Pushing MPI and Open MPI to Exascale

02/15/18

A conversation with Oak Ridge National Laboratory’s David Bernholdt on the Open MPI for Exascale project

David Bernholdt, group leader for computer science research at the Oak Ridge Leadership Computing Facility at Oak Ridge National Laboratory, spoke with Exascale Computing Project (ECP) Communications at SC17 in Denver. Bernholdt is the principal investigator for the Open MPI for Exascale project, which is focusing on the communication infrastructure of MPI, or message-passing interface, an extremely widely used standard for interprocessor communications for parallel computing. This is an edited transcript of our conversation.

What is Open MPI for Exascale all about?

The MPI standard has been around for about 25 years, and it’s continually evolved to meet the needs of the research community. But for exascale, we need to get more out of it and more out of the multiple implementations of MPI. This project is working specifically with what is called Open MPI, which was developed by a consortium of people from the labs, academia, and a number of vendors that use it as the basis for their commercial products.

How is the project doing with respect to achieving milestones?

We’re performing many fairly long-term tasks. Several new proposals are before the MPI Standards Committee, so we’re working on implementations that we will prototype. Then we’ll collaborate with ECP applications to demonstrate the value of the implementations. That’s a fairly extensive process.

We are also involved in a number of other aspects of the MPI standard and implementations in Open MPI that relate to the ability to monitor performance and MPI library operation so we can gain understanding and make adjustments.

In the near term, we’ve done a fairly extensive survey of the ECP community to gain a more detailed understanding of how they’re using MPI, and we presented a paper at a workshop at SC17 reporting the results of that survey. The research community is very interested in the survey results. The reason is that this is one of the few opportunities for all the people involved in developing MPI implementations and the MPI standard to get to see the big picture of many projects really invested in very high-end computing and how they expect to use something like MPI.
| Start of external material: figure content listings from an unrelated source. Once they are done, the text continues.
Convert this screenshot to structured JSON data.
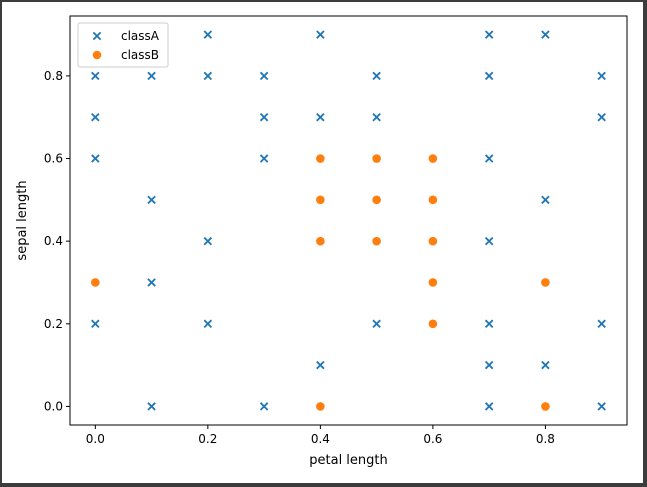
{
  "chart_data": {
    "type": "scatter",
    "xlabel": "petal length",
    "ylabel": "sepal length",
    "xlim": [
      -0.045,
      0.945
    ],
    "ylim": [
      -0.045,
      0.945
    ],
    "x_ticks": [
      0.0,
      0.2,
      0.4,
      0.6,
      0.8
    ],
    "x_tick_labels": [
      "0.0",
      "0.2",
      "0.4",
      "0.6",
      "0.8"
    ],
    "y_ticks": [
      0.0,
      0.2,
      0.4,
      0.6,
      0.8
    ],
    "y_tick_labels": [
      "0.0",
      "0.2",
      "0.4",
      "0.6",
      "0.8"
    ],
    "grid": false,
    "legend_position": "top-left",
    "series": [
      {
        "name": "classA",
        "marker": "x",
        "color": "#1f77b4",
        "points": [
          [
            0.0,
            0.8
          ],
          [
            0.0,
            0.7
          ],
          [
            0.0,
            0.6
          ],
          [
            0.0,
            0.2
          ],
          [
            0.1,
            0.8
          ],
          [
            0.1,
            0.5
          ],
          [
            0.1,
            0.3
          ],
          [
            0.1,
            0.0
          ],
          [
            0.2,
            0.9
          ],
          [
            0.2,
            0.8
          ],
          [
            0.2,
            0.4
          ],
          [
            0.2,
            0.2
          ],
          [
            0.3,
            0.8
          ],
          [
            0.3,
            0.7
          ],
          [
            0.3,
            0.6
          ],
          [
            0.3,
            0.0
          ],
          [
            0.4,
            0.9
          ],
          [
            0.4,
            0.7
          ],
          [
            0.4,
            0.1
          ],
          [
            0.5,
            0.8
          ],
          [
            0.5,
            0.7
          ],
          [
            0.5,
            0.2
          ],
          [
            0.7,
            0.9
          ],
          [
            0.7,
            0.8
          ],
          [
            0.7,
            0.6
          ],
          [
            0.7,
            0.4
          ],
          [
            0.7,
            0.2
          ],
          [
            0.7,
            0.1
          ],
          [
            0.7,
            0.0
          ],
          [
            0.8,
            0.9
          ],
          [
            0.8,
            0.5
          ],
          [
            0.8,
            0.1
          ],
          [
            0.9,
            0.8
          ],
          [
            0.9,
            0.7
          ],
          [
            0.9,
            0.2
          ],
          [
            0.9,
            0.0
          ]
        ]
      },
      {
        "name": "classB",
        "marker": "o",
        "color": "#ff7f0e",
        "points": [
          [
            0.0,
            0.3
          ],
          [
            0.4,
            0.6
          ],
          [
            0.4,
            0.5
          ],
          [
            0.4,
            0.4
          ],
          [
            0.4,
            0.0
          ],
          [
            0.5,
            0.6
          ],
          [
            0.5,
            0.5
          ],
          [
            0.5,
            0.4
          ],
          [
            0.6,
            0.6
          ],
          [
            0.6,
            0.5
          ],
          [
            0.6,
            0.4
          ],
          [
            0.6,
            0.3
          ],
          [
            0.6,
            0.2
          ],
          [
            0.8,
            0.3
          ],
          [
            0.8,
            0.0
          ]
        ]
      }
    ]
  }
}
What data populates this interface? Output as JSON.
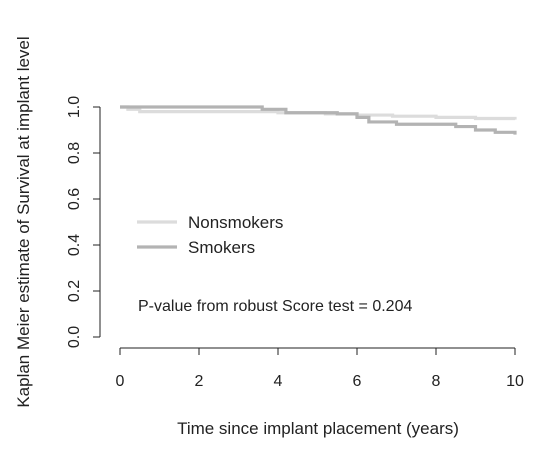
{
  "chart_data": {
    "type": "line",
    "step": true,
    "title": "",
    "xlabel": "Time since implant placement (years)",
    "ylabel": "Kaplan Meier estimate of Survival at implant level",
    "xlim": [
      0,
      10.0
    ],
    "ylim": [
      0,
      1.0
    ],
    "xticks": [
      0,
      2,
      4,
      6,
      8,
      10
    ],
    "yticks": [
      0.0,
      0.2,
      0.4,
      0.6,
      0.8,
      1.0
    ],
    "ytick_labels": [
      "0.0",
      "0.2",
      "0.4",
      "0.6",
      "0.8",
      "1.0"
    ],
    "grid": false,
    "legend_position": "center-left",
    "annotation": "P-value from robust Score test = 0.204",
    "series": [
      {
        "name": "Nonsmokers",
        "color": "#dcdcdc",
        "points": [
          [
            0,
            1.0
          ],
          [
            0.2,
            0.99
          ],
          [
            0.5,
            0.98
          ],
          [
            4.0,
            0.975
          ],
          [
            5.2,
            0.97
          ],
          [
            6.0,
            0.965
          ],
          [
            6.9,
            0.96
          ],
          [
            8.0,
            0.955
          ],
          [
            9.0,
            0.95
          ],
          [
            10.0,
            0.945
          ]
        ]
      },
      {
        "name": "Smokers",
        "color": "#b3b3b3",
        "points": [
          [
            0,
            1.0
          ],
          [
            3.6,
            0.99
          ],
          [
            4.2,
            0.975
          ],
          [
            5.5,
            0.97
          ],
          [
            6.0,
            0.955
          ],
          [
            6.3,
            0.935
          ],
          [
            7.0,
            0.925
          ],
          [
            8.5,
            0.915
          ],
          [
            9.0,
            0.9
          ],
          [
            9.5,
            0.89
          ],
          [
            10.0,
            0.88
          ]
        ]
      }
    ]
  }
}
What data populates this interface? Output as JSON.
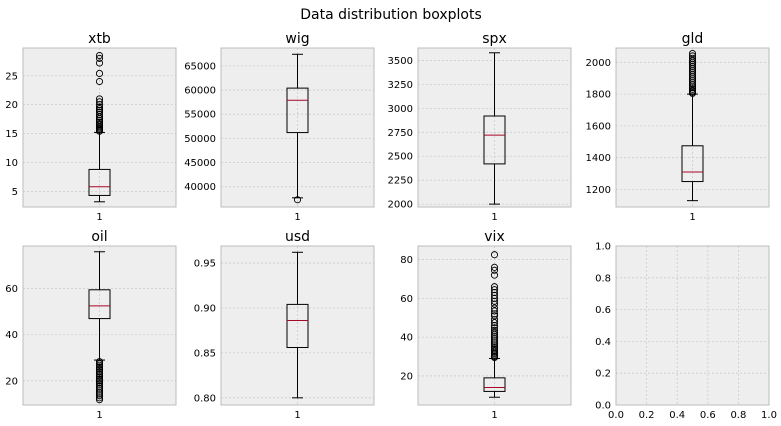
{
  "figure": {
    "title": "Data distribution boxplots"
  },
  "chart_data": [
    {
      "type": "boxplot",
      "title": "xtb",
      "xtick": "1",
      "ylim": [
        2.3,
        29.8
      ],
      "yticks": [
        5,
        10,
        15,
        20,
        25
      ],
      "box": {
        "whislo": 3.2,
        "q1": 4.3,
        "med": 5.8,
        "q3": 8.8,
        "whishi": 15.2
      },
      "fliers": [
        15.4,
        15.6,
        15.8,
        16.0,
        16.2,
        16.5,
        16.7,
        17.0,
        17.3,
        17.6,
        17.9,
        18.3,
        18.7,
        19.0,
        19.3,
        19.6,
        20.0,
        20.5,
        21.0,
        24.0,
        25.4,
        27.2,
        28.0,
        28.5
      ]
    },
    {
      "type": "boxplot",
      "title": "wig",
      "xtick": "1",
      "ylim": [
        35800,
        68700
      ],
      "yticks": [
        40000,
        45000,
        50000,
        55000,
        60000,
        65000
      ],
      "box": {
        "whislo": 37700,
        "q1": 51200,
        "med": 57900,
        "q3": 60400,
        "whishi": 67400
      },
      "fliers": [
        37300
      ]
    },
    {
      "type": "boxplot",
      "title": "spx",
      "xtick": "1",
      "ylim": [
        1970,
        3630
      ],
      "yticks": [
        2000,
        2250,
        2500,
        2750,
        3000,
        3250,
        3500
      ],
      "box": {
        "whislo": 2000,
        "q1": 2420,
        "med": 2720,
        "q3": 2920,
        "whishi": 3580
      },
      "fliers": []
    },
    {
      "type": "boxplot",
      "title": "gld",
      "xtick": "1",
      "ylim": [
        1090,
        2090
      ],
      "yticks": [
        1200,
        1400,
        1600,
        1800,
        2000
      ],
      "box": {
        "whislo": 1130,
        "q1": 1250,
        "med": 1310,
        "q3": 1475,
        "whishi": 1800
      },
      "fliers": [
        1805,
        1812,
        1820,
        1830,
        1840,
        1850,
        1862,
        1875,
        1888,
        1900,
        1912,
        1925,
        1938,
        1950,
        1962,
        1975,
        1988,
        2000,
        2012,
        2025,
        2040,
        2055
      ]
    },
    {
      "type": "boxplot",
      "title": "oil",
      "xtick": "1",
      "ylim": [
        9.5,
        78.5
      ],
      "yticks": [
        20,
        40,
        60
      ],
      "box": {
        "whislo": 29,
        "q1": 47,
        "med": 52.5,
        "q3": 59.5,
        "whishi": 76
      },
      "fliers": [
        28.3,
        27.5,
        26.8,
        26.0,
        25.3,
        24.6,
        23.8,
        23.0,
        22.2,
        21.5,
        20.7,
        20.0,
        19.2,
        18.5,
        17.6,
        16.8,
        16.0,
        15.1,
        14.3,
        13.5,
        12.6,
        11.8
      ]
    },
    {
      "type": "boxplot",
      "title": "usd",
      "xtick": "1",
      "ylim": [
        0.792,
        0.969
      ],
      "yticks": [
        0.8,
        0.85,
        0.9,
        0.95
      ],
      "box": {
        "whislo": 0.8,
        "q1": 0.856,
        "med": 0.886,
        "q3": 0.904,
        "whishi": 0.962
      },
      "fliers": []
    },
    {
      "type": "boxplot",
      "title": "vix",
      "xtick": "1",
      "ylim": [
        5,
        87
      ],
      "yticks": [
        20,
        40,
        60,
        80
      ],
      "box": {
        "whislo": 9,
        "q1": 12,
        "med": 14,
        "q3": 19,
        "whishi": 29
      },
      "fliers": [
        29.5,
        30,
        30.8,
        31.5,
        32.2,
        33,
        33.8,
        34.6,
        35.5,
        36.5,
        37.5,
        38.5,
        39.5,
        40.5,
        41.5,
        42.5,
        43.5,
        44.8,
        46,
        47.5,
        49,
        51,
        52,
        53.5,
        55,
        57,
        58.5,
        60,
        61.5,
        63,
        64.5,
        66,
        72,
        74.5,
        76,
        82.5
      ]
    },
    {
      "type": "empty",
      "title": "",
      "xlim": [
        0,
        1
      ],
      "ylim": [
        0,
        1
      ],
      "xticks": [
        0.0,
        0.2,
        0.4,
        0.6,
        0.8,
        1.0
      ],
      "yticks": [
        0.0,
        0.2,
        0.4,
        0.6,
        0.8,
        1.0
      ]
    }
  ],
  "style": {
    "axes_bg": "#eeeeee",
    "grid": "#cbcbcb",
    "frame": "#bcbcbc",
    "line": "#000000",
    "median": "#a60628"
  }
}
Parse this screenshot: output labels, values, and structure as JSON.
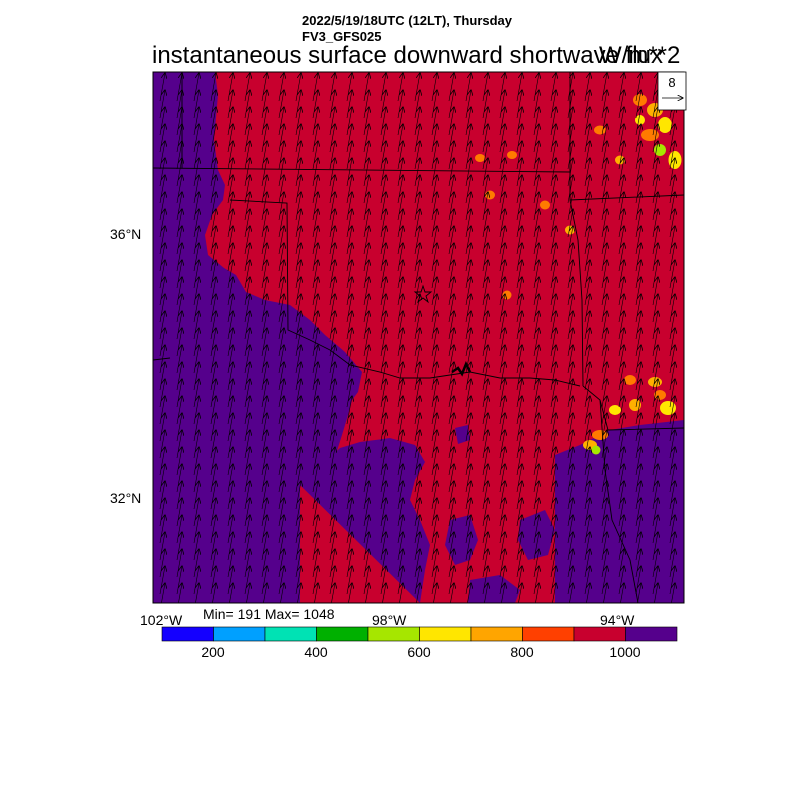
{
  "header": {
    "date_line": "2022/5/19/18UTC (12LT), Thursday",
    "model_line": "FV3_GFS025",
    "title": "instantaneous surface downward shortwave flux",
    "units": "W/m**2"
  },
  "map": {
    "lat_labels": [
      "36°N",
      "32°N"
    ],
    "lon_labels": [
      "102°W",
      "98°W",
      "94°W"
    ],
    "vector_ref_value": "8",
    "stats_text": "Min= 191 Max= 1048",
    "field_colors": {
      "dominant_region": "#c8002e",
      "west_and_south_regions": "#55008c",
      "scattered_patches": [
        "#ff7a00",
        "#ffb000",
        "#ffe600",
        "#a6e600"
      ]
    },
    "wind_direction": "south-southwesterly",
    "marker": "star"
  },
  "colorbar": {
    "colors": [
      "#1400ff",
      "#00a0ff",
      "#00e2b4",
      "#00b000",
      "#a6e600",
      "#ffe600",
      "#ffa500",
      "#ff4000",
      "#c8002e",
      "#55008c"
    ],
    "tick_labels": [
      "200",
      "400",
      "600",
      "800",
      "1000"
    ]
  }
}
We’re now mining the results of the survey to help identify which of the ECP applications and software technology projects are most likely to provide good demonstrations for the various technologies we’re developing. In this coming year, we’ll be delivering a lot of things related to resilience, a big topic in high-performance computing and, particularly, in the MPI world.

For some years now, there have been discussions and proposed standards related to resilience and how to actually implement that in a way that’s effective for the applications but manageable for the implementations to provide. And we have prototypes that we’re refining and making more robust that we’ll be delivering in this coming year.

How are collaboration and integration important to the Open MPI for Exascale project?

Pretty much every milestone that we have involves some kind of collaboration with applications or software technology projects to demonstrate the value of what we’re doing.

In reference to my previous comments about achievements, I’ll add that another big aspect of our work is improving performance and scalability within the Open MPI library. So when we make those improvements, we have a tremendous opportunity to collaborate with various application projects.

We can consider whether an Application Development or Software Technology project is sensitive to a particular area of the library and then work with them to show how the improvements we’ve made in that area impact the performance of their software.

It’s possible that even though applications may make millions or billions of short calls to the MPI library during the course of an execution, performance improvements can have a significant overall impact on the application runtime.

Has your research taken advantage of the ECP’s allocation of computer time?

A little bit. We’re trying to improve the level of testing for the Open MPI library, and, not surprisingly, with a particular interest in the systems that are relevant to the ECP. We’ve started to deploy these continuous testing infrastructures, of which Open MPI has one of its own. We’ve begun to employ that infrastructure at several of the computing facilities, but they’ve not been tested.

The tests typically take a huge amount of time, but they’re very valuable in helping ensure everything is working as expected and that we’re not breaking things as we’re doing the development. Periodically, we can do such things as at-scale performance tests, which would require our using more of the system allocations.

What is next on the horizon for the Open MPI project?

As I’ve noted, some of our resilience-related work will be coming out, followed by some of the larger efforts over the next 2 years involving really significant proposals that are before the MPI Forum. Since the MPI Forum sets the standards for MPI, we’ll be striving to demonstrate the viability of what we produce.

The MP community debates a lot of issues and is somewhat contentious, and so our being able to spend time with applications projects that are really trying to take things to the highest level will be quite valuable in helping the community resolve what is the best path forward.